The company behind the wildly popular kids’ game Animal Jam has announced that hackers stole a menagerie of account records during a breach of a third-party vendor’s server in October — more than 46 million of them, in fact.
The company, WildWorks, said that it was unaware that the data had been compromised, until 7 million records turned up on an underground forum used by malicious actors to distribute lifted data, on Nov. 11.
First released in 2010, the game is geared for 7- to 11-year-olds and marketed to parents as a safe and educational virtual space to explore the natural world. The game is free to play and provides a virtual experience where kids can design their own animal avatars, learn facts about nature, chat with other players and engage in mini-competitions for in-game prizes. More than 300 million Animal Jam avatars have been created to date, and there are players across 225 countries, the company reported.
The Animal Jam Compromise
Hackers were able to obtain a key to a server database maintained by a third-party vendor that WildWorks uses for intra-company communication, according to the company. It did not name the vendor.
“We believe our vendor’s server was compromised some time between Oct. 10 and 12,” the company said in a statement announcing the breach. “It was not apparent at the time that a database of account names was accessed as a result of the break-in, and all relevant systems were altered and secured against further intrusion. WildWorks learned of the database theft…Nov. 11, 2020, when security researchers monitoring a public hacker forum saw the data posted there and alerted us.”
In keeping with its safety- and privacy-conscious brand, WildWorks has taken a decidedly transparent approach with its users in the wake of the breach, launching an FAQ site detailing precisely what was stolen, directing users to update their passwords and offering assistance to affected customers.
— WildWorks (@playwildworks) November 12, 2020
According to its own reporting, the company said that cybercriminals were able to steal 7 million parent account email addresses, and 32 million usernames associated with the parent accounts, containing encrypted passwords, players’ birthdays and gender, and more.
“No real names of children were part of this breach,” the company’s site explained. “Billing name and billing address were included in 0.02 percent of the stolen records; otherwise no billing information was stolen, nor information that could potentially identify parents of players. All Animal Jam usernames are human-moderated to ensure they do not include a child’s real name or other personally identifying information.”

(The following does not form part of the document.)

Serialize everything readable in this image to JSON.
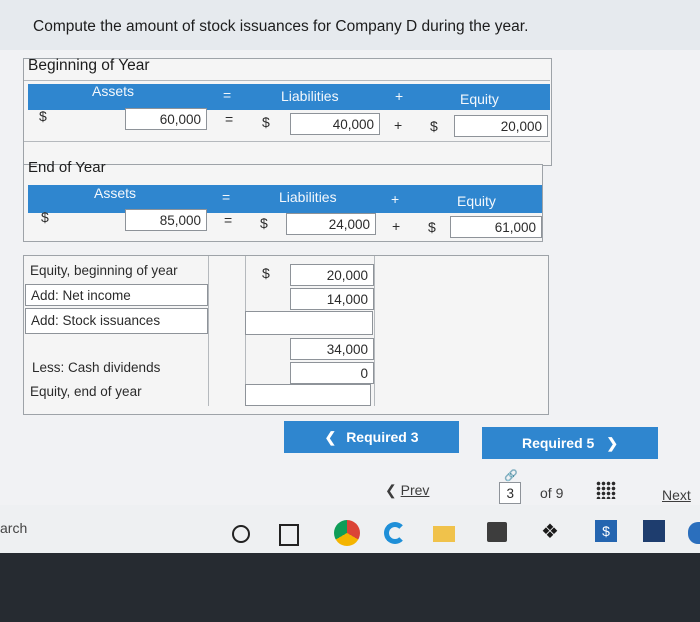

Regardless of the perceived exposure, Boris Cipot, senior sales engineer with Synopsys warned users to update their passwords immediately.
“One way the cybercriminals may abuse this data is to carry out a phishing attack,” Cipot said via email. “Therefore, users, or their parents, need to watch out for any emails asking for personal information. It is important that the account password is changed immediately as well to avoid an account takeover. Passwords should also be changed across any other service where it might have been reused. The attackers might cross-reference your account information on other services in order to find other exploitable services. ”
Javvad Malik, security awareness advocate at KnowBe4, meanwhile noted in a statement provided to Threatpost that parents and the broader industry should take a closer look at security risks associated with kids games and toys, once considered low-stakes in terms of threat exposure.
Keeping Connected Toys and Games Safe
“It raises the question as to how deeply embedded technology has become in all aspects of our lives, where even children’s toys and games need accounts to be setup which potentially can hold sensitive information — and make an attractive target to attackers,” Malik said by email.
He suggested that a closer partnership between manufacturing and technology could help mitigate risks to kids and their data.
“Not just in products, but create [to] a culture of security that pushes good security practices to the forefront,” Malik added. “While no one approach will be able to prevent all breaches, it’s important that data isn’t collected unless necessary, and the data that is collected, is done for legitimate purposes and secured properly.”
Gaming, Under Fire From Cybercriminals
The gaming industry overall has become an increasingly attractive target for attacks. In late October the game “Among Us” was hacked and rendered nearly unplayable for many, by what appeared to be a single malicious actor who got a thrill out of ruining the game for others.
Just a week earlier, a ransomware gang claimed to have accessed the source code for Watch Dogs: Legion, ahead of its release. And, another title called Albion was similarly compromised and game databases released on underground forums.
The Ragnar Locker ransomware gang was able to gain access to 1 terabyte of sensitive data on the network of gaming giant Capcom, the company behind titles including Resident Evil, Street Fighter and others.
And just this week, popular kids’ games Minecraft and Roblox uncovered a scam to rip off unsuspecting players’ Google Play accounts.
Cipot added that gaming breaches like these are continuing to gain value among scammers.
“The gaming industry is a common target for attacks, be it data theft or ransomware attacks,” he said. “An interesting observation within the gaming industry is that player accounts are often high-value assets due to in-app purchases, or rewards from leveling up. In other words, gaming accounts are often seen as items for sale — at least accounts owned by adults spending money. However, we now have proof that even educational games for children are no longer safe, and are valuable resources for bad actors.”
While WildWorks grapples with the fallout from the compromise, Malik added that its communications strategy should be a model for other companies.
“It’s reassuring to see Animal Jam take a proactive stance in investigating the breach and being transparent in their approach,” he said.